The research activities of the modelling and estimation team are organized in four main interleaved axes:
Our work is focused on methodological studies with the interest and use of various mathematical tools and their application to societal issues in different domains such as Biology and health, Energy, Finance, Statistical physics, and Wireless communications.
Our activities here seek to take into account the nowadays scientific issues concerning the critical mass of data and their heterogeneity. Learning and extracting information from these large multivariate observations is a central challenge in current data systems. The methodological tools used for studying these issues mainly come from robust estimation theory, large random matrices theory, statistical analysis of multichannel data, tensor representations, or even statistical learning.
The works carried out studies and implement these methodological tools for problem-solving in various applications with large-scale data contexts. They can be found in a wide range of applications from antenna processing to financial mathematics problems (optimized detection algorithms, estimation of radar signal sources, robust estimation theory, hyperspectral imaging, biomedical imaging, …).
We are interested in issues related to event detection in signals and the estimation of related quantities. One of the areas that are heavily covered is signal processing for diagnostic. In this context, several approaches are considered by focusing on multivariate systems modeling aspects, subspaces characterization, extraction, characteristics analysis, for decision-making (anomaly detection, breakpoints estimation, …) and performance evaluation (estimators’ limitations, errors, bounds, …).
For this work, different kinds of applications are explored to validate the proposed methodological approaches. They are ranged from electromagnetic systems to medical applications via mechanical systems (converters, electrical machines, bearings, cables, materials, electrocardiograms, phono-cardiograms, etc.). Sometimes, specific analyzes are carried out (vibratory signals analysis, spectral analysis, imaging, etc.).
We are interested in modeling and statistically analyzing special functions that allow complex signals’ description and analysis. For example, the proposed work concerns study of problems related to Bessel functions or orthogonal polynomials’ Fourier transforms calculated over a restricted domain and Pearson random processes studies. This work focuses on modeling and using signals that can be temporally and spatially correlated, non-Gaussian, and non-linear.
Various applications are dealt with. Particular attention is paid to financial series processing, antenna or radar processing problems (sources location, tensors, multi-sensors, non-uniform sampling, etc.), signal processing for biology and medicine, and signal processing for environmental problems.

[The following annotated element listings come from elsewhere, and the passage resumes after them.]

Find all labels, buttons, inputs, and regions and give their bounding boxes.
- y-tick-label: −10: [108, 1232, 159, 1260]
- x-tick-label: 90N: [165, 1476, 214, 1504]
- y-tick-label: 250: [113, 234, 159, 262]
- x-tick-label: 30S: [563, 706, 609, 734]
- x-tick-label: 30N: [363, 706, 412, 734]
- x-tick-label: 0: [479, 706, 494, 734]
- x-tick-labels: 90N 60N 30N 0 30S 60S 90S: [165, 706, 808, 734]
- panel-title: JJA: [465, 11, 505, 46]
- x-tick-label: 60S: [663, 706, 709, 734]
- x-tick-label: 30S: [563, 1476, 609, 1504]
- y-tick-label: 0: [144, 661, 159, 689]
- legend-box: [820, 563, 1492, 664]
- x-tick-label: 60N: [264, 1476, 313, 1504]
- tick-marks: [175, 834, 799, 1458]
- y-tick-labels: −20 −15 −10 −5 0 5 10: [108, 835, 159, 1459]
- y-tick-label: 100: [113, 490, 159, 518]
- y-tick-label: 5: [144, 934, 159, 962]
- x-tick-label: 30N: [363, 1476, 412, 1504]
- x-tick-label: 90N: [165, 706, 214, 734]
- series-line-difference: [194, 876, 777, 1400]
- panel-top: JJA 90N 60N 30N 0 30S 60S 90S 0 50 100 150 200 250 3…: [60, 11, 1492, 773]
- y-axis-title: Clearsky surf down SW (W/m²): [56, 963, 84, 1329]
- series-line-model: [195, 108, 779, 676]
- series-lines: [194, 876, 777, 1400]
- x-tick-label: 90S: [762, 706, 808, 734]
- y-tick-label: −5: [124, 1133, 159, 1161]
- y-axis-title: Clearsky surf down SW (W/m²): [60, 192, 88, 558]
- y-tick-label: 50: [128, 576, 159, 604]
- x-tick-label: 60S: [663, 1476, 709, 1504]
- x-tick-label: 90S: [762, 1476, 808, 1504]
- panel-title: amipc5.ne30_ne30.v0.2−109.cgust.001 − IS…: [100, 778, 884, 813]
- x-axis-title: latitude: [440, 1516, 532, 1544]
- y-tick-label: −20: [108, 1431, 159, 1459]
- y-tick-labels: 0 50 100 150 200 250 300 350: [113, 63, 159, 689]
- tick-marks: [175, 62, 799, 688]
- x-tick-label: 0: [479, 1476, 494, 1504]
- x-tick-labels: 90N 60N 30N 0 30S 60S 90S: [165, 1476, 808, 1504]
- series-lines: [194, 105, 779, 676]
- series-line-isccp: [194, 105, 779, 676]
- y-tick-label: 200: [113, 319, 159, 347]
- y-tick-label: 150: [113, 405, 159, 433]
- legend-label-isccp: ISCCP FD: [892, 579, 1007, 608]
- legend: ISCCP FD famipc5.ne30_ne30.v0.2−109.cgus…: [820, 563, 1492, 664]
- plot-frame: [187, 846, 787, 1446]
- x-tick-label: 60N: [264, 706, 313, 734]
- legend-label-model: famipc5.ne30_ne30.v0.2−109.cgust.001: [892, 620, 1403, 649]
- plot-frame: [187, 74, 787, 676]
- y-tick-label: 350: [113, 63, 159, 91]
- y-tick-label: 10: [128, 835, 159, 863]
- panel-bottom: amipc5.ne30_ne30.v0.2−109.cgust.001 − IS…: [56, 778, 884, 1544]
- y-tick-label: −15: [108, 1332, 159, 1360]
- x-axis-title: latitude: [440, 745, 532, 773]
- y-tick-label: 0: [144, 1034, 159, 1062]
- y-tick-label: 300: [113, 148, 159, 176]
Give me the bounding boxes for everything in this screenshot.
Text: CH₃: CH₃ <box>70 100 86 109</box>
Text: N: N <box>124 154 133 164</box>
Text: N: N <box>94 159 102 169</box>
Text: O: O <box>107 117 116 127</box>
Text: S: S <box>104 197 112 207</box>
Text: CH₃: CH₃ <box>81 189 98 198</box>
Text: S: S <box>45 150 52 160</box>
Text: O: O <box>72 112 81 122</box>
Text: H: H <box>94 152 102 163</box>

This work concerns both the field of planning and analyzing numerical experience but also stochastic analysis and optimization. For example, this involves solving minimization of continuous function problems that are not necessarily convex or even probabilities optimization and estimation. Moreover, it will also concern multi-fidelity stochastic simulators solving problems by relying on an original use of sequential Monte Carlo methods.
The application fields concern stochastic simulation for fire safety, the uncertainty propagation study within dynamic continuous-time systems applied to the resource allocation problem in wireless communication systems, the stochastic control application for wind turbine production optimization, or parameters identification in stochastic networks for biomedical and ecological engineering.